If you happened to spend your October 12 live-streaming a House Energy and Commerce Committee hearing on Energy Department oversight, you would have heard Congressman Paul Tonko, a Democrat from New York, interrogate Energy Secretary and former Dancing With the Stars contestant Rick Perry about the costs of a proposal put forth by Perry’s DOE that amounts to a massive subsidy for coal and nuclear power plants.

Tonko: Did you measure costs to the consumer?

Perry: I think you take cost into account, but when it comes to — you know, what’s the cost of freedom? What does it cost to build a system to keep America free?

This is the situation that a few of President Trump’s appointees routinely find themselves in: Representing the most profoundly unscientific administration the country has ever seen requires some of the more convoluted mental and verbal gymnastics imaginable. When confronted with a simple question on why this rule upending the energy market should exist, Perry had no answer beyond a stale call to the base: the emotional but meaningless argument that “freedom” is somehow imperiled by an increasing number of solar panels and wind turbines.

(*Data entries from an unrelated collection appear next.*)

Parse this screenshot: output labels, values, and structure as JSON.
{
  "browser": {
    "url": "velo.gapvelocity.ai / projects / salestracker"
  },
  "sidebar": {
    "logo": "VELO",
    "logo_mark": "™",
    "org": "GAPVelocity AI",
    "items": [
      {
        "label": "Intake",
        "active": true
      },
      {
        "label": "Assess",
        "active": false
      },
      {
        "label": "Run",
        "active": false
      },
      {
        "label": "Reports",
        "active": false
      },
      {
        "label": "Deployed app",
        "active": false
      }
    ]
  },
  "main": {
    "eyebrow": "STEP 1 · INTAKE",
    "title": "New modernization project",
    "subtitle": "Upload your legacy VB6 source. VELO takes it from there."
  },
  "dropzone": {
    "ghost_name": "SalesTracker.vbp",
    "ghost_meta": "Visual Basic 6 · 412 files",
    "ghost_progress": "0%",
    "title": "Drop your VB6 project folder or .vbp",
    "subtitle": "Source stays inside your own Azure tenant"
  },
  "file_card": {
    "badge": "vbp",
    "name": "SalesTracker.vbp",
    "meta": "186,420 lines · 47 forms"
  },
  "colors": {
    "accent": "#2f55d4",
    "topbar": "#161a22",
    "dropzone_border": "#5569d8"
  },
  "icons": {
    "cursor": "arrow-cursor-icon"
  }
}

Perry’s transparent failure to spin a scientifically and economically indefensible policy into a referendum on capital-F Freedom is a distillation of the problem faced by officials in science-centric departments of the Trump administration. The only options are misdirection, lies, and more lies.

The proposal in question would effectively offset all electricity and fixed costs for power plants that keep at least 90 days of fuel on site. Supposedly, this proposal would prevent blackouts by incentivizing emergency preparedness — but in reality, it’s simply a new subsidy for coal, nuclear, and some hydropower plants, since sources that don’t rely on a tangible fuel source, such as solar and wind, would not benefit. As David Roberts wrote at Vox, the new rule would mean that “profits are guaranteed” for coal and nuclear regardless of whether or not the product is competitively priced.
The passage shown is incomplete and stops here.